ATLANTA -- The Spaceport Florida Authority has chosen Lehman Brothers to lead-manage its first municipal debt sale, the authority's chief financial officer said yesterday.

The issue, $25 million of taxable revenue bonds to build a space museum, will have four other firms as co-managers, according to the official, Projects Director Albert Thomas.

The firms are William R. Hough & Co., based in St. Petersburg, Fla.; Smith Mitchell Investment Group Inc., Seattle; Gardnyr, Michael Capital Inc., Orlando, Fla.; and Ward and Associates, Atlanta.

Thomas said the underwriters were chosen from a pool of 13 eligible candidates.

"We decided to move forward in selecting an underwriting team that could do this quickly as final details fall into place," he said. Thomas added that the authority hopes to issue the bonds by early 1993, once it receives a use permit from the National Aeronautics and Space Administration.

Bond proceeds will be used to build the museum, which commemorates manned flights to the moon. The Apollo-Saturn V Museum, to be initially owned by the authority, will be located at Spaceport USA, the visitors' center at the Kennedy Space Center near Titusville, Fla.

NASA, which manages Spaceport USA, will operate the museum and take over ownership after the bonds are paid off, Thomas said.

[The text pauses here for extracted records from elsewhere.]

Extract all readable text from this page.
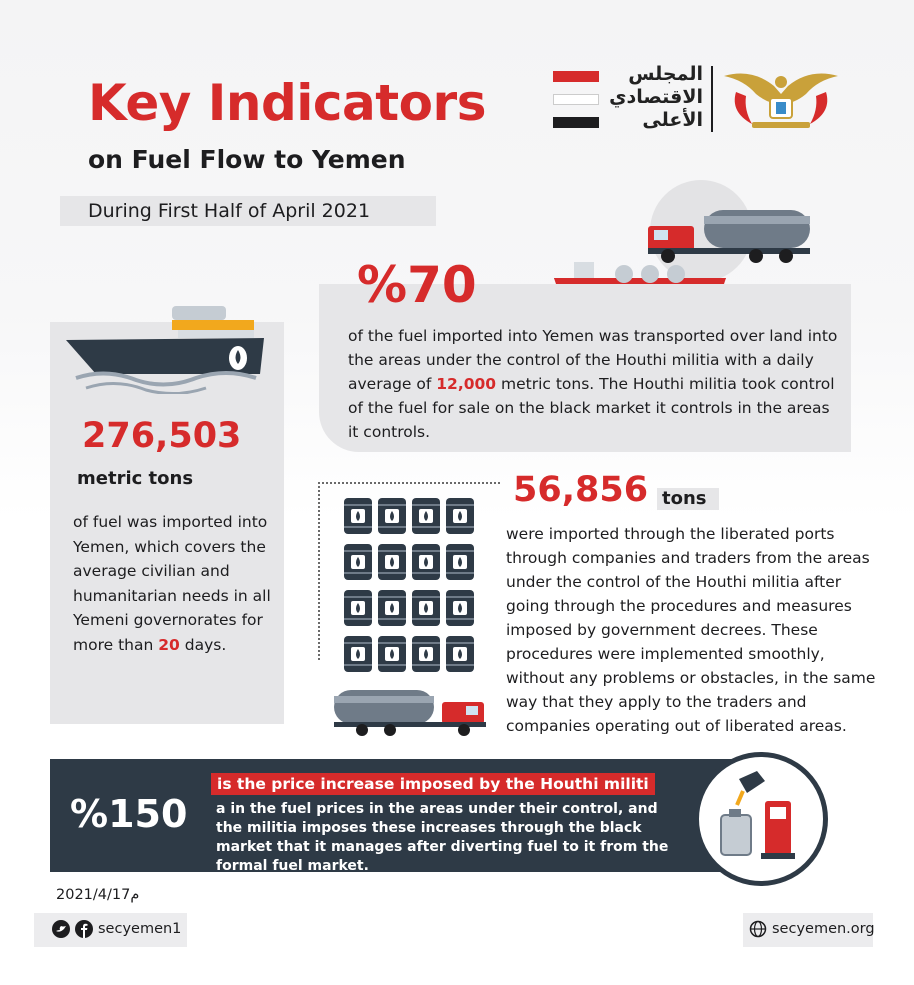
Key Indicators
on Fuel Flow to Yemen
During First Half of April 2021
المجلس
الاقتصادي
الأعلى
%70
of the fuel imported into Yemen was transported over land into the areas under the control of the Houthi militia with a daily average of 12,000 metric tons. The Houthi militia took control of the fuel for sale on the black market it controls in the areas it controls.
276,503
metric tons
of fuel was imported into Yemen, which covers the average civilian and humanitarian needs in all Yemeni governorates for more than 20 days.
56,856 tons
were imported through the liberated ports through companies and traders from the areas under the control of the Houthi militia after going through the procedures and measures imposed by government decrees. These procedures were implemented smoothly, without any problems or obstacles, in the same way that they apply to the traders and companies operating out of liberated areas.
%150
is the price increase imposed by the Houthi militi
a in the fuel prices in the areas under their control, and the militia imposes these increases through the black market that it manages after diverting fuel to it from the formal fuel market.
2021/4/17م
secyemen1	secyemen.org
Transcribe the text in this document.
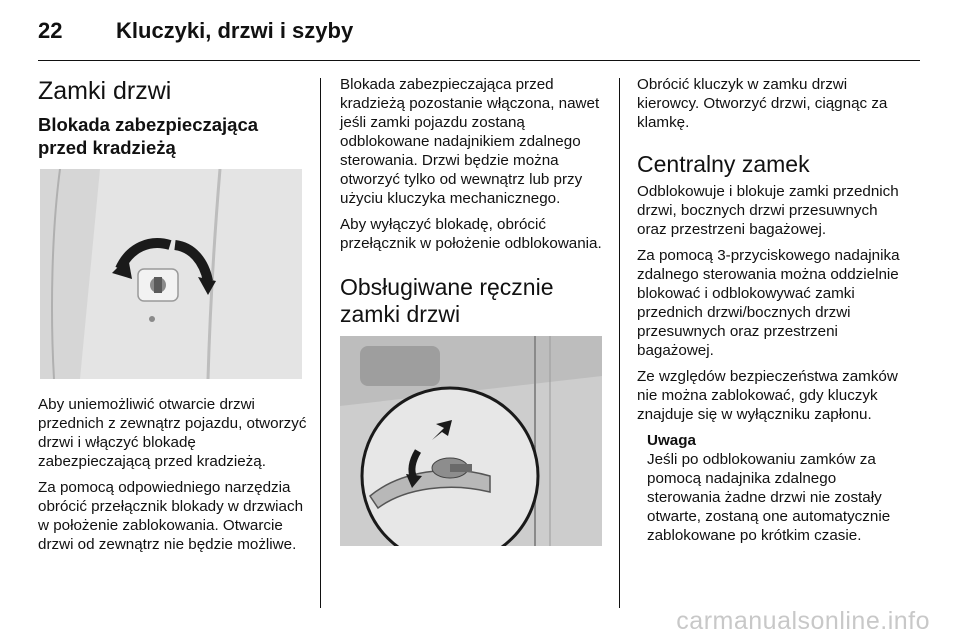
22 Kluczyki, drzwi i szyby
Zamki drzwi
Blokada zabezpieczająca przed kradzieżą

Aby uniemożliwić otwarcie drzwi przednich z zewnątrz pojazdu, otworzyć drzwi i włączyć blokadę zabezpieczającą przed kradzieżą.

Za pomocą odpowiedniego narzędzia obrócić przełącznik blokady w drzwiach w położenie zablokowania. Otwarcie drzwi od zewnątrz nie będzie możliwe.

Blokada zabezpieczająca przed kradzieżą pozostanie włączona, nawet jeśli zamki pojazdu zostaną odblokowane nadajnikiem zdalnego sterowania. Drzwi będzie można otworzyć tylko od wewnątrz lub przy użyciu kluczyka mechanicznego.

Aby wyłączyć blokadę, obrócić przełącznik w położenie odblokowania.

Obsługiwane ręcznie zamki drzwi

Obrócić kluczyk w zamku drzwi kierowcy. Otworzyć drzwi, ciągnąc za klamkę.

Centralny zamek

Odblokowuje i blokuje zamki przednich drzwi, bocznych drzwi przesuwnych oraz przestrzeni bagażowej.

Za pomocą 3-przyciskowego nadajnika zdalnego sterowania można oddzielnie blokować i odblokowywać zamki przednich drzwi/bocznych drzwi przesuwnych oraz przestrzeni bagażowej.

Ze względów bezpieczeństwa zamków nie można zablokować, gdy kluczyk znajduje się w wyłączniku zapłonu.

Uwaga

Jeśli po odblokowaniu zamków za pomocą nadajnika zdalnego sterowania żadne drzwi nie zostały otwarte, zostaną one automatycznie zablokowane po krótkim czasie.

carmanualsonline.info
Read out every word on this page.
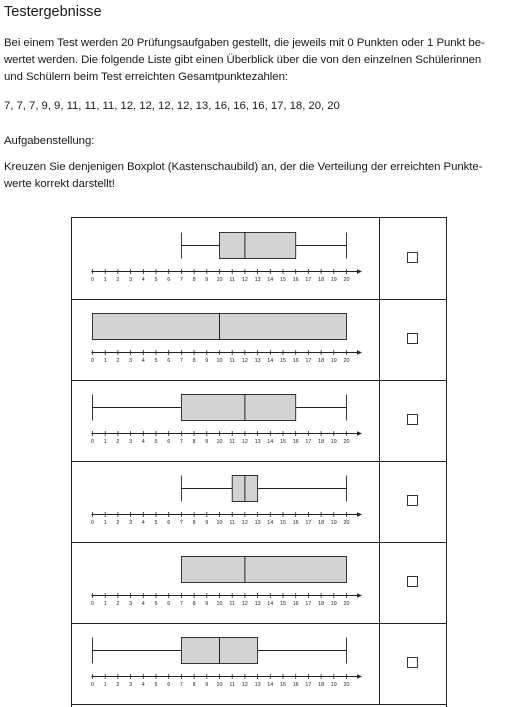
Testergebnisse
Bei einem Test werden 20 Prüfungsaufgaben gestellt, die jeweils mit 0 Punkten oder 1 Punkt be-
wertet werden. Die folgende Liste gibt einen Überblick über die von den einzelnen Schülerinnen
und Schülern beim Test erreichten Gesamtpunktezahlen:
7, 7, 7, 9, 9, 11, 11, 11, 12, 12, 12, 12, 13, 16, 16, 16, 17, 18, 20, 20
Aufgabenstellung:
Kreuzen Sie denjenigen Boxplot (Kastenschaubild) an, der die Verteilung der erreichten Punkte-
werte korrekt darstellt!
0 1 2 3 4 5 6 7 8 9 10 11 12 13 14 15 16 17 18 19 20
0 1 2 3 4 5 6 7 8 9 10 11 12 13 14 15 16 17 18 19 20
0 1 2 3 4 5 6 7 8 9 10 11 12 13 14 15 16 17 18 19 20
0 1 2 3 4 5 6 7 8 9 10 11 12 13 14 15 16 17 18 19 20
0 1 2 3 4 5 6 7 8 9 10 11 12 13 14 15 16 17 18 19 20
0 1 2 3 4 5 6 7 8 9 10 11 12 13 14 15 16 17 18 19 20
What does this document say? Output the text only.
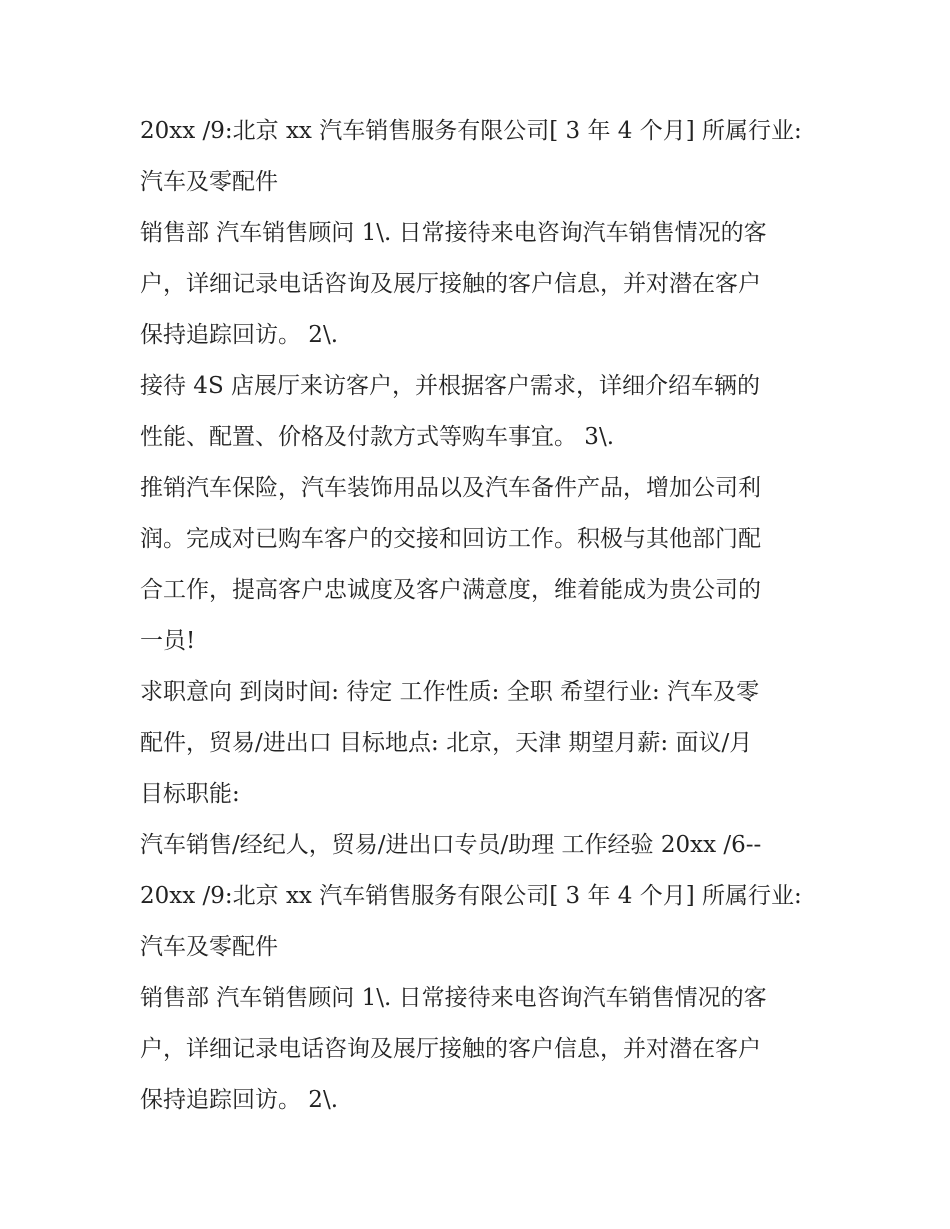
20xx /9:北京 xx 汽车销售服务有限公司[ 3 年 4 个月] 所属行业:
汽车及零配件
销售部 汽车销售顾问 1\. 日常接待来电咨询汽车销售情况的客
户，详细记录电话咨询及展厅接触的客户信息，并对潜在客户
保持追踪回访。 2\.
接待 4S 店展厅来访客户，并根据客户需求，详细介绍车辆的
性能、配置、价格及付款方式等购车事宜。 3\.
推销汽车保险，汽车装饰用品以及汽车备件产品，增加公司利
润。完成对已购车客户的交接和回访工作。积极与其他部门配
合工作，提高客户忠诚度及客户满意度，维着能成为贵公司的
一员!
求职意向 到岗时间: 待定 工作性质: 全职 希望行业: 汽车及零
配件，贸易/进出口 目标地点: 北京，天津 期望月薪: 面议/月
目标职能:
汽车销售/经纪人，贸易/进出口专员/助理 工作经验 20xx /6--
20xx /9:北京 xx 汽车销售服务有限公司[ 3 年 4 个月] 所属行业:
汽车及零配件
销售部 汽车销售顾问 1\. 日常接待来电咨询汽车销售情况的客
户，详细记录电话咨询及展厅接触的客户信息，并对潜在客户
保持追踪回访。 2\.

The space administration hopes to begin construction by the end of 1993, with the facility opening for business by September 1995, according to James Ball, NASA's business manager at the visitor center.

Ball said he expects NASA to complete its internal review of the project soon and to issue the use permit within the next several months.

"NASA is a federal agency and has to go through all the proper steps [in issuing the use permit], but we are trying to expedite the process so we can take advantage of the current low level of interest rates," he said. "We are very pleased to have the opportunity to do our financing through the Spaceport Authority."

Thomas said the authority decided to sell the bonds on a taxable basis because it did not want to have to operate the museum, a prerequisite for gaining tax-exempt status for the borrowing.

The Spaceport Authority, established by the Florida Legislature in 1989, has up to now been stymied in its efforts to sell municipal bonds of any sort.

In October 1990, the authority approved $50 million of debt to fund a launch control facility at Cape Canaveral Air Station for General Dynamics Corp. The bonds were never issued because the Air Force fretted over a private company building on its land, and General Dynamics, itself beset by management changes, lost interest in the project.

Since then, the authority has deferred its original goal of building a series of bond-financed launch facilities, opting instead to pursue less expensive space-related projects such as the museum.

Last September, $15.5 million of bonds were authorized to fund development of a space vehicle construction plant near launch pads at the Kennedy Space Flight Center for the Eastern American Teak Corp. of Brevard County.

Thomas said the authority was continuing to develop the project, but in a revised form. He declined to provide further details.

He said the authority has also considered selling $25 million in bonds to fund a liquid hydrogen facility in Santa Rosa County for Allentown, Pa.-based Air Products and Chemicals Inc. However, the financing is not currently moving forward, he said, because Air Products has other funds it can use for the facility.